Call for Czechs to reclaim lost literary heritage by buying Franz Kafka letters

Franz Kafka

Preparations are being made to recover what is being dubbed a part of the lost literary heritage of Prague and the Czech Republic. These are some of the many letters written by world renowned author Franz Kafka of which almost no examples are left in his homeland.

Franz Kafka
Czech-German writer Franz Kafka spent most of his life in Prague and his last years in what was then Czechoslovakia. As well as his three main novels, The Trial, The Castle and The Metamorphosis, he was an inveterate writer of letters to those close to him. Unfortunately hardly anything in his original hand remains in his homeland. That is something the Prague-based Franz Kafka Society is now seeking to remedy.

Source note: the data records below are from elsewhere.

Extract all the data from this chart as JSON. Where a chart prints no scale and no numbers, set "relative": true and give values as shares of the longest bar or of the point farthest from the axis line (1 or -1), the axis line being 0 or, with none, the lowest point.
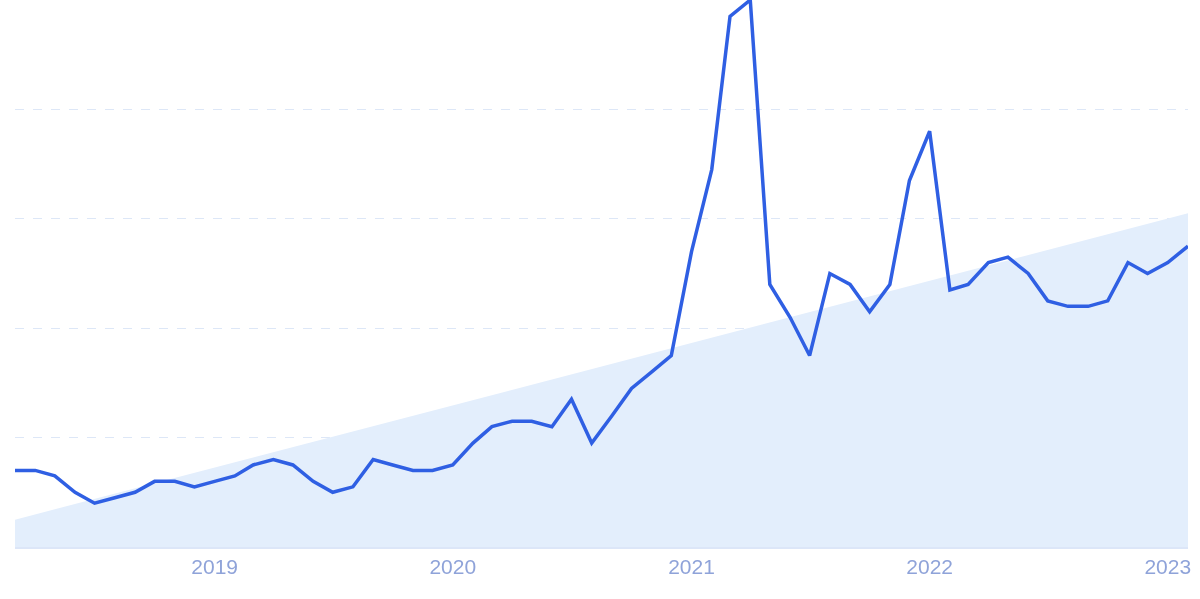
{
  "chart_data": {
    "type": "line",
    "relative": true,
    "grid": "y",
    "marker": "none",
    "line_style": "solid",
    "xlim": [
      "2018-03",
      "2023-02"
    ],
    "xticks": [
      "2019",
      "2020",
      "2021",
      "2022",
      "2023"
    ],
    "series": [
      {
        "type": "area",
        "color": "#e3eefc",
        "x": [
          "2018-03",
          "2023-02"
        ],
        "values": [
          0.05,
          0.61
        ]
      },
      {
        "color": "#2f5fe3",
        "x": [
          "2018-03",
          "2018-04",
          "2018-05",
          "2018-06",
          "2018-07",
          "2018-08",
          "2018-09",
          "2018-10",
          "2018-11",
          "2018-12",
          "2019-01",
          "2019-02",
          "2019-03",
          "2019-04",
          "2019-05",
          "2019-06",
          "2019-07",
          "2019-08",
          "2019-09",
          "2019-10",
          "2019-11",
          "2019-12",
          "2020-01",
          "2020-02",
          "2020-03",
          "2020-04",
          "2020-05",
          "2020-06",
          "2020-07",
          "2020-08",
          "2020-09",
          "2020-10",
          "2020-11",
          "2020-12",
          "2021-01",
          "2021-02",
          "2021-03",
          "2021-04",
          "2021-05",
          "2021-06",
          "2021-07",
          "2021-08",
          "2021-09",
          "2021-10",
          "2021-11",
          "2021-12",
          "2022-01",
          "2022-02",
          "2022-03",
          "2022-04",
          "2022-05",
          "2022-06",
          "2022-07",
          "2022-08",
          "2022-09",
          "2022-10",
          "2022-11",
          "2022-12",
          "2023-01",
          "2023-02"
        ],
        "values": [
          0.14,
          0.14,
          0.13,
          0.1,
          0.08,
          0.09,
          0.1,
          0.12,
          0.12,
          0.11,
          0.12,
          0.13,
          0.15,
          0.16,
          0.15,
          0.12,
          0.1,
          0.11,
          0.16,
          0.15,
          0.14,
          0.14,
          0.15,
          0.19,
          0.22,
          0.23,
          0.23,
          0.22,
          0.27,
          0.19,
          0.24,
          0.29,
          0.32,
          0.35,
          0.54,
          0.69,
          0.97,
          1.0,
          0.48,
          0.42,
          0.35,
          0.5,
          0.48,
          0.43,
          0.48,
          0.67,
          0.76,
          0.47,
          0.48,
          0.52,
          0.53,
          0.5,
          0.45,
          0.44,
          0.44,
          0.45,
          0.52,
          0.5,
          0.52,
          0.55
        ]
      }
    ]
  }
}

The opportunity to do so could come up at a sale in a famous Berlin auction house next month. Under the hammer will be around 100 letters and other correspondence between Franz Kafka and his youngest sister, Ottla. The society has made a call on the culture minister, foreign minister and governor of the national bank, amongst others, to secure the letters for the nation.

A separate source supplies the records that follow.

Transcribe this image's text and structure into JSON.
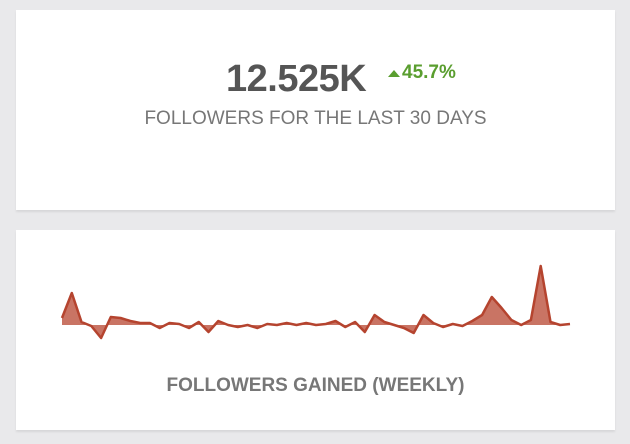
{
  "kpi": {
    "value": "12.525K",
    "change": "45.7%",
    "label": "FOLLOWERS FOR THE LAST 30 DAYS"
  },
  "sparkline": {
    "type": "area",
    "title": "FOLLOWERS GAINED (WEEKLY)",
    "color": "#b5442f",
    "fill": "#c97464",
    "values": [
      7,
      32,
      3,
      -1,
      -13,
      8,
      7,
      4,
      2,
      2,
      -3,
      2,
      1,
      -3,
      3,
      -7,
      4,
      0,
      -2,
      0,
      -3,
      1,
      0,
      2,
      0,
      2,
      0,
      1,
      4,
      -2,
      3,
      -7,
      10,
      3,
      0,
      -3,
      -8,
      10,
      2,
      -2,
      1,
      -1,
      4,
      10,
      28,
      17,
      5,
      0,
      5,
      59,
      3,
      0,
      1
    ]
  }
}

Markéta Mališová is director of the society.

Franz Kafka with his sister Ottla
“Kafka’s deepest feelings were written down. If you want to get a rounded picture of Kafka then you can get it through his letters. They are not just messages but literary compositions and examples of his carefully honed phrases and extraordinary impressions. You can find all that in his letters. I would recommended them; his letters to his friends, Max Brod and sister Ottla. It is an inseparable part of Kafka’s work.”

These letters are believed to have made their way out of the country, like most of the rest of the author’s literary legacy, in the 1960s. As a Jew his works were banned by the Nazis and found little favour amidst the latent anti-Semitism of the Communist regime in the 1950’s.

“Kafka was a very neglected author here. I could almost say that he was banned. Everything that was available gradually disappeared or was taken away. There was nothing stored, there was no archive. Here in the Czech Republic there are just a few official documents by him, maybe one or two letters, I’m not sure. But basically everything in his hand was taken away and is now in private collections or in the German literary archive in Marbach.”

Kafka's letter to his father
But the bidding is expected to be fierce for the collection of Kafka letters given the worldwide international interest from collectors and institutions. Estimates range from 500,000 to 700,000 euros for the lot. In an age of austerity can Czech public finances afford to make a bid for the letters. Markéta Mališová prefers to flip that question by asking can the Czech Republic afford not to acquire them.

“Kafka is like a cultural monument of the nation and Prague. When you look for the cultural personalities of our country, the representatives of our country culturally abroad, I would say it is Franz Kafka, Antonín Dvořák, and Václav Havel. I would say these are the ones you most hear about in the world.”